Burns is Education Specialist for Bay and Ocean Literacy at the Virginia Aquarium, which launched their Sensible Seafood program in 2008. In partnership with the Monterey Bay Aquarium in California, they produce a Mid-Atlantic pocket guide that puts local fish into three categories. Those on the green list are best choices, including farmed oysters and clams.
Burns: We also have Cobia that are found right here in our waters periodically throughout the year and of course croaker is a fish that is mostly recreational fisher, but a lot of our local restaurants do serve croaker and that is on the good list, and then things people eat and are familiar with are things like mahi mahi, farmed scallops and also rainbow trout, which is a farmed product right here in the US and in Virginia. The other big ones would be a couple species of tuna, big eye and yellowfin tuna that are available here in our local markets.
Fish appearing on the yellow list are good alternatives while those under red should be avoided. The pocket guide also indicates fish to limit or stay away from due to contaminants, like mercury. A primary goal of the the Sensible Seafood Program is convincing restaurants to sign up as partners and commit to serving at least one fish from the green list.
Burns: We hope that consumers will begin to recognize that those items that are designed on the menu are the best choices, and if consumers can drive the market and that’s what they’re buying then maybe some of the others will drop off menus and then pretty soon they’ll all be completely compliant with green choices.
Sixty-five area restaurants have signed up to the Virginia Aquarium program, and many of them are featured at the Sensible Seafood Fest. The annual Spring event helps raise awareness about local, sustainable fish populations and unique ways of they can be used in cooking.
Scott Simpson: Tonight I’m doing something very special...
As he prepares for the arrival of hundreds of people, Scott Simpson, executive chef of the Swan Terrace Grill, describes his creation made with Atlantic mahi.
Simpson: So I took the fresh mahi fillets, which was amazing, and we seasoned them lightly and seared it on the grill and turned into a ceviche.
With a focus on seasonal ingredients, Simpson also used local strawberries and cilantro in the ceviche, garnishing it a sea salt tortilla chip. Simpson says the Aquarium’s Sensible Seafood program influenced his decision to use as much sustainable seafood as possible at his restaurant.
Simpson: We use local rockfish, which is (sustainable), we also use fresh scallops, which are (sustainable), we use Graham & Rollins crab which is another item, virtually all the seafood we use, except for sometimes in banquets, would be 100% sustainable.

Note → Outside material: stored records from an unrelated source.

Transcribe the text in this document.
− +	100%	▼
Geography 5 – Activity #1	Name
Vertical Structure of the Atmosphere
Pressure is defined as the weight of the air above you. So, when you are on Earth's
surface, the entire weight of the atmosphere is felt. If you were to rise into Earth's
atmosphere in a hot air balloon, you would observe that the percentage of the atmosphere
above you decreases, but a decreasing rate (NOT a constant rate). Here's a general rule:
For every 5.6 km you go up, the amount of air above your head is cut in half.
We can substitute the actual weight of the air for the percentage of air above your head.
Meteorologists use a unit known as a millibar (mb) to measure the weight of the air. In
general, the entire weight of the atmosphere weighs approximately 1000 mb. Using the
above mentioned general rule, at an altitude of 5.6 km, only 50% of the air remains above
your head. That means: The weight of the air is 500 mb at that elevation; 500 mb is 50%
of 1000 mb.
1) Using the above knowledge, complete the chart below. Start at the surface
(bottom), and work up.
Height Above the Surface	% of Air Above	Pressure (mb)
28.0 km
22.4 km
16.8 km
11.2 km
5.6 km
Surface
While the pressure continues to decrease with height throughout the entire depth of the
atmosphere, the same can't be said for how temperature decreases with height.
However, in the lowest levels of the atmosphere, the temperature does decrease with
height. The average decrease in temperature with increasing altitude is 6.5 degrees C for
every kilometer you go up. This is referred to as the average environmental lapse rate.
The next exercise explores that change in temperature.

Other chefs are just as passionate about the role they can play in helping bring back threatened fish populations.
Greg Burroughs: We are doing dogfish…
More precisely Atlantic Spiny Dogfish, a small shark species, says Greg Burroughs with the Culinary Institute of Virginia.
Burroughs: We’re doing a cold, smoked dogfish with fresh May peas, use what’s around you, we got them from a farm in North Carolina, with tomatoes in a little potato cup.
Burroughs has been involved with the Sensible Seafood Fest since it started five years ago. He says it’s important to bring his students here, to show them the growing interest in protecting ocean ecosystems.
Burroughs: I’ve already cooked for 30 years, I’m not out there anymore, I can’t do it, I’m not ordering stuff, but I can maybe get them thinking right, to where they have a different view than we had. My generation it was, “We’re never going to run out, we’ll never run out of anything,” so fish, fish, fish, fish, fish and it’s not that way, so we’ve got to teach them to do it right.
Other chefs served local clams and oysters, seafood chowder, yellowfin tuna with lime and pickled ginger juice and seafood mousse served in savory tomato, spinach and squid ink cones. All of the fish served was sustainable. The Virginia Sensible Seafood Festival promotes sustainability in other ways too; guests were given glassware for beer and wine and a reusable spork, while vendors used compostable plates and bowls. For Virginia Currents, this is Catherine Komp, WCVE News.